DTFFT_FORCE_KERNEL_OPTIMIZATION¶
Forces to run kernel optimizations when effort is NOT DTFFT_PATIENT.
Purpose¶
Since kernel optimization is performed without data transfers, the overall autotuning time increase should not be significant.
Accepted Values¶
Type: Integer
Accepted Values:
0: Do not force kernel optimizations.1: Force kernel optimizations.
Default:
0
Note
Only applicable in builds with CUDA support (
DTFFT_WITH_CUDAdefined) and when the execution platform is set tocuda(via DTFFT_PLATFORM ordtfft_config_t).
MPI Datatype Selection Variables¶
These environment variables control how MPI derived datatypes are constructed for global data transpositions in the host version of dtFFT. They apply only when effort is DTFFT_ESTIMATE or DTFFT_MEASURE; for DTFFT_PATIENT, the library autotunes the best datatype automatically.
Purpose¶
MPI derived datatypes define the memory layout for data exchanged between processes during transposition. Two construction methods are supported:
Method 1 (
1): Contiguous send datatype with sparse receive datatype.Method 2 (
2): Sparse send datatype with contiguous receive datatype (default).

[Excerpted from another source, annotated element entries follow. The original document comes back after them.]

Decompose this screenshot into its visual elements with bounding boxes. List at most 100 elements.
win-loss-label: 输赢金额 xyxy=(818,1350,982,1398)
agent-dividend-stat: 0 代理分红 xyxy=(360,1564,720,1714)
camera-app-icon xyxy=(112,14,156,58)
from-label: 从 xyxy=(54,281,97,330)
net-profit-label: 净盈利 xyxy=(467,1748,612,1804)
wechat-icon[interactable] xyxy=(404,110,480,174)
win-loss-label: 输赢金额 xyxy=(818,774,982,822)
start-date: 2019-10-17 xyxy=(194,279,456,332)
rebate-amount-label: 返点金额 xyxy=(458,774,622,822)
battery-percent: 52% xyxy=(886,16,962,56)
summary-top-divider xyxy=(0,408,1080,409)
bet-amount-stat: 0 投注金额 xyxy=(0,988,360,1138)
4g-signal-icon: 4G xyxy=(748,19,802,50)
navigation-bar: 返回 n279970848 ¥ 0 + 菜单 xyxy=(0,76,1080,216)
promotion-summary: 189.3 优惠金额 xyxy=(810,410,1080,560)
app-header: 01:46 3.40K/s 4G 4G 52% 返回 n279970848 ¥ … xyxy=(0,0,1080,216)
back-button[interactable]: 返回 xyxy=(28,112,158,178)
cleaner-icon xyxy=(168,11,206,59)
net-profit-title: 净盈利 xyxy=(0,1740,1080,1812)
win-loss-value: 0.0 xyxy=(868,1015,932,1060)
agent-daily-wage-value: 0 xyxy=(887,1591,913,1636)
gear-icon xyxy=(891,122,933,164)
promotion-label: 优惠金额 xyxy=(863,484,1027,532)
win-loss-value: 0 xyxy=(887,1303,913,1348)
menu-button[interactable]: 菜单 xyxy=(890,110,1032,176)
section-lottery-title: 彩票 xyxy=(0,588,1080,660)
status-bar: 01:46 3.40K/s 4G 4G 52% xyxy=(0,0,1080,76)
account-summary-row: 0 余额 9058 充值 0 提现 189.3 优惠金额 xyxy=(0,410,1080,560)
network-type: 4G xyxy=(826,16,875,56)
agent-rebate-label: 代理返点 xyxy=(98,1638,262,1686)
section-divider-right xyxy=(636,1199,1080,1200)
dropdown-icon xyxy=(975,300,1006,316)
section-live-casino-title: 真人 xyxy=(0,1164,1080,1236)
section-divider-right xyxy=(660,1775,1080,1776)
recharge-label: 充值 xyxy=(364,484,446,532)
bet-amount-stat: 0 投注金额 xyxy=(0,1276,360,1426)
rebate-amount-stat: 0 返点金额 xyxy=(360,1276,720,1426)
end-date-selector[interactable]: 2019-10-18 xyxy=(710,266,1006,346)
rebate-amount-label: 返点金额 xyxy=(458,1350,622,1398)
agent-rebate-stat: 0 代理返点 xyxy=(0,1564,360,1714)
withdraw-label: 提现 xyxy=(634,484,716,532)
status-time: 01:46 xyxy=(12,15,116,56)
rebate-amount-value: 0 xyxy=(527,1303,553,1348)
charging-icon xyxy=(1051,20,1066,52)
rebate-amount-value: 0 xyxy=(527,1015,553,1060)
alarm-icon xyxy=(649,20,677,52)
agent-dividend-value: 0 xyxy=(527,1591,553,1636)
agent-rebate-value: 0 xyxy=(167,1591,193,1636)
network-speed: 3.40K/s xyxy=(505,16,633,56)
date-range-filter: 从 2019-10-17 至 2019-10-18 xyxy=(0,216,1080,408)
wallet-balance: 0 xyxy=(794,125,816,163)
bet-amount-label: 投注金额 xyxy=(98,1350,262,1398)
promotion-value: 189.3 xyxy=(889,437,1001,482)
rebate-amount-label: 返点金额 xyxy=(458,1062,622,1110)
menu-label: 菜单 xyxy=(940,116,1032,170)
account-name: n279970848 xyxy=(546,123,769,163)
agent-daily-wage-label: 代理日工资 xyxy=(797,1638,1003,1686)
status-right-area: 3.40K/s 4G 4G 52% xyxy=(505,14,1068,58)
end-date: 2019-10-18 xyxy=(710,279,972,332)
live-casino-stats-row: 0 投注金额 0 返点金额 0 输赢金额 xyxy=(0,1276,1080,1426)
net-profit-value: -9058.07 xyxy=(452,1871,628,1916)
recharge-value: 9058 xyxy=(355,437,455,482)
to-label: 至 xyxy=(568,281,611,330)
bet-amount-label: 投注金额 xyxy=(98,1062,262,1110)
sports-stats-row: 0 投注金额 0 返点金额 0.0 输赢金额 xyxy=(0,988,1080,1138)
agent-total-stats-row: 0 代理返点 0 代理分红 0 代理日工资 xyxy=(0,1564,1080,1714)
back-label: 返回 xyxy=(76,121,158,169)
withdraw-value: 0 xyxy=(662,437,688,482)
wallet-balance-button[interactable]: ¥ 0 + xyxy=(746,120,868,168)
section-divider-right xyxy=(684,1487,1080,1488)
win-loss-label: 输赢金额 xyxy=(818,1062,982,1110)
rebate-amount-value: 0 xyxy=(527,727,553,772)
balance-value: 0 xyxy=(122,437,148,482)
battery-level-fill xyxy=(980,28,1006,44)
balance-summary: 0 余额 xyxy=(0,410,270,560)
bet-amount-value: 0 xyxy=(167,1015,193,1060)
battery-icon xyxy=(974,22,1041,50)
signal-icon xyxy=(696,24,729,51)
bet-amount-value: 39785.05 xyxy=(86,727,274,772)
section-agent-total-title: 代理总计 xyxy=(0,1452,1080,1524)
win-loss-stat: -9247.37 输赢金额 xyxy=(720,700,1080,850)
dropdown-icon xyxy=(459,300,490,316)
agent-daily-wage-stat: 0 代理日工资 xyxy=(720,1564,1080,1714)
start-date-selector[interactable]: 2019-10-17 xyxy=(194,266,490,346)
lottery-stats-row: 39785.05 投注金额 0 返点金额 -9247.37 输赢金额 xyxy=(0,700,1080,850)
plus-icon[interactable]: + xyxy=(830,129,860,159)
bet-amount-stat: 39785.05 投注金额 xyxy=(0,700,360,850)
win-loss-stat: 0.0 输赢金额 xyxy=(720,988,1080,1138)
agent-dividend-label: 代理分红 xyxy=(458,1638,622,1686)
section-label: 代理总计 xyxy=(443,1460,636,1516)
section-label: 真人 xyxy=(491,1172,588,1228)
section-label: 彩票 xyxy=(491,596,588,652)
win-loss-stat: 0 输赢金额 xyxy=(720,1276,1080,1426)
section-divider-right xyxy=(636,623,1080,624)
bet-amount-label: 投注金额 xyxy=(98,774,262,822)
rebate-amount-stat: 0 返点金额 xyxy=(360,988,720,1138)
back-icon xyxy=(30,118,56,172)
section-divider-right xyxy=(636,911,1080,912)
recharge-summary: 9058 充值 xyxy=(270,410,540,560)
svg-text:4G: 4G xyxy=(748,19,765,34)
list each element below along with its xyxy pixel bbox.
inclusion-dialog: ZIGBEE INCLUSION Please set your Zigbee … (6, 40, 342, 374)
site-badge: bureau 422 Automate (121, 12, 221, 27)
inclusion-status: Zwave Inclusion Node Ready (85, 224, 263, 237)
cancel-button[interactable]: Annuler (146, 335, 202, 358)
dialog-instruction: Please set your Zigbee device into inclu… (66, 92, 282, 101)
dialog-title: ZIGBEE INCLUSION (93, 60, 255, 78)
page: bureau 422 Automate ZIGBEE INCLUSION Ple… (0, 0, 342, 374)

These variables allow manual selection based on data characteristics or system requirements.
Accepted Values¶
Type: Integer
Values:
1(Method 1)2(Method 2)
DTFFT_DTYPE_X_Y¶
Controls datatype construction for X-to-Y transposition.
DTFFT_DTYPE_Y_Z¶
Controls datatype construction for Y-to-Z transposition.
DTFFT_DTYPE_X_Z¶
Controls datatype construction for X-to-Z transposition.
DTFFT_DTYPE_Y_X¶
Controls datatype construction for Y-to-X transposition.
DTFFT_DTYPE_Z_Y¶
Controls datatype construction for Z-to-Y transposition.
DTFFT_DTYPE_Z_X¶
Controls datatype construction for Z-to-X transposition.